Jeszcze tydzień temu prezes Wizz Aira nie był zbyt optymistyczny przy okazji omawiania wyników finansowych linii, jednak teraz znów jest w lepszym nastroju.
– Widzimy mniejsze restrykcje w Europe i znów rozwijamy swoją ofertę, a to oznacza, że w ciągu jednego lub dwóch miesięcy będziemy latali więcej niż latem 2019 roku – mówi Varadi.
Jednak najciekawsza z jego wystąpienia była deklaracja dotycząca znacznie większej elastyczności, jaką zamierza wprowadzić przewoźnik w kształtowaniu swojej siatki połączeń. W tym przypadku oznacza to, że Wizz Air będzie błyskawicznie, nawet z dnia na dzień otwierała nowe bazy operacyjne, ale też zamykał bazy i przenosił swoje załogi z kraju do kraju, gdzie ma większe szanse na rozwój. Które bazy są zagrożone?

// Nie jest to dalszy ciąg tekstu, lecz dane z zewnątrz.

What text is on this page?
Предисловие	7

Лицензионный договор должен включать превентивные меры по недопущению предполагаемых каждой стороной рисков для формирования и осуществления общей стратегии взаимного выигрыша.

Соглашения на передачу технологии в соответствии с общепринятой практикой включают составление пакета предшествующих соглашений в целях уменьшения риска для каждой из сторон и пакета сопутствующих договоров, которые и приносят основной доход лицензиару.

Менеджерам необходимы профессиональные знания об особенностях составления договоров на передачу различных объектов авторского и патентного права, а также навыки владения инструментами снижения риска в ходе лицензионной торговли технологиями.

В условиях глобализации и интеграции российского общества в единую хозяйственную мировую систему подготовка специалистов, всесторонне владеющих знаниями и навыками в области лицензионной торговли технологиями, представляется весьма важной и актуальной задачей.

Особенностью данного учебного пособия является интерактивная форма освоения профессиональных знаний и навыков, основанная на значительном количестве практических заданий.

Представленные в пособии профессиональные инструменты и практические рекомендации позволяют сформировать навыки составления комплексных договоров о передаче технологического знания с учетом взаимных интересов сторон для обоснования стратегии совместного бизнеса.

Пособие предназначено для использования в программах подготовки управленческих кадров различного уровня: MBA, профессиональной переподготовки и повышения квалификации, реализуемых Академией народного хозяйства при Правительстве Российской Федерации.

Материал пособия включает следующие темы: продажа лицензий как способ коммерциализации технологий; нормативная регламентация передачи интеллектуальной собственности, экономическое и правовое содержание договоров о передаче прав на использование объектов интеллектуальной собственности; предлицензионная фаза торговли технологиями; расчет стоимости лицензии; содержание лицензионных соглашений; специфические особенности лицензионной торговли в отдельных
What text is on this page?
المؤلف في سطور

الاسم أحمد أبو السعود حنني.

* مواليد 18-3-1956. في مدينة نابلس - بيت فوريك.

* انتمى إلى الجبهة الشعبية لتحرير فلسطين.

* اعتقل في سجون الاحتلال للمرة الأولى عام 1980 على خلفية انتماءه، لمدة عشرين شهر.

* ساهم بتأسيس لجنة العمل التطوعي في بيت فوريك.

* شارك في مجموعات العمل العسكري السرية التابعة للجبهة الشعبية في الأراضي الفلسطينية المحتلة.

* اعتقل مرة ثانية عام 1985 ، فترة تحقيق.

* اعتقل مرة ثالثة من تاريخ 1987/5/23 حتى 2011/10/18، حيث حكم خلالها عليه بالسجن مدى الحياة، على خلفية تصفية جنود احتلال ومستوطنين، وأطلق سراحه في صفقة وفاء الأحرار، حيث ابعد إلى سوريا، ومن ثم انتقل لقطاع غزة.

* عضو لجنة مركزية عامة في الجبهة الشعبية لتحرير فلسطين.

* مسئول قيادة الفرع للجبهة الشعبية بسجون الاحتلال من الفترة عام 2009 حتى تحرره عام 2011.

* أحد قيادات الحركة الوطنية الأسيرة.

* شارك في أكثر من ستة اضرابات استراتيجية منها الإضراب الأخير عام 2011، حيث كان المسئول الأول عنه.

Varadi wskazał kraje, które utrzymują koronawirusowe restrykcje.
– Naszym priorytetem zawsze była rentowność. W przeszłości szybko podejmowaliśmy decyzję o przenoszeniu naszych samolotów w miejsca, które dają nam większą szansę rozwoju i tak samo będzie teraz – mówi Varadi.
Dokąd Wizz Air mógłby przenieść swoje samoloty? Varadi nie odpowiada wprost, ale twierdzi, że raczej nie będzie miał z tym problemu, bo jak mówi prezes Wizz Aira, „dziesiątki lotnisk w Europie praktycznie błagają nas o to, żebyśmy się u nich pojawili”.
– Widzimy znacznie więcej szans rozwoju niż mamy aktualnie możliwości ze względu na ograniczoną liczbę samolotów, więc bardzo starannie podchodzimy do podejmowania decyzji w sprawie miejsc, w których zainwestujemy – mówi Varadi.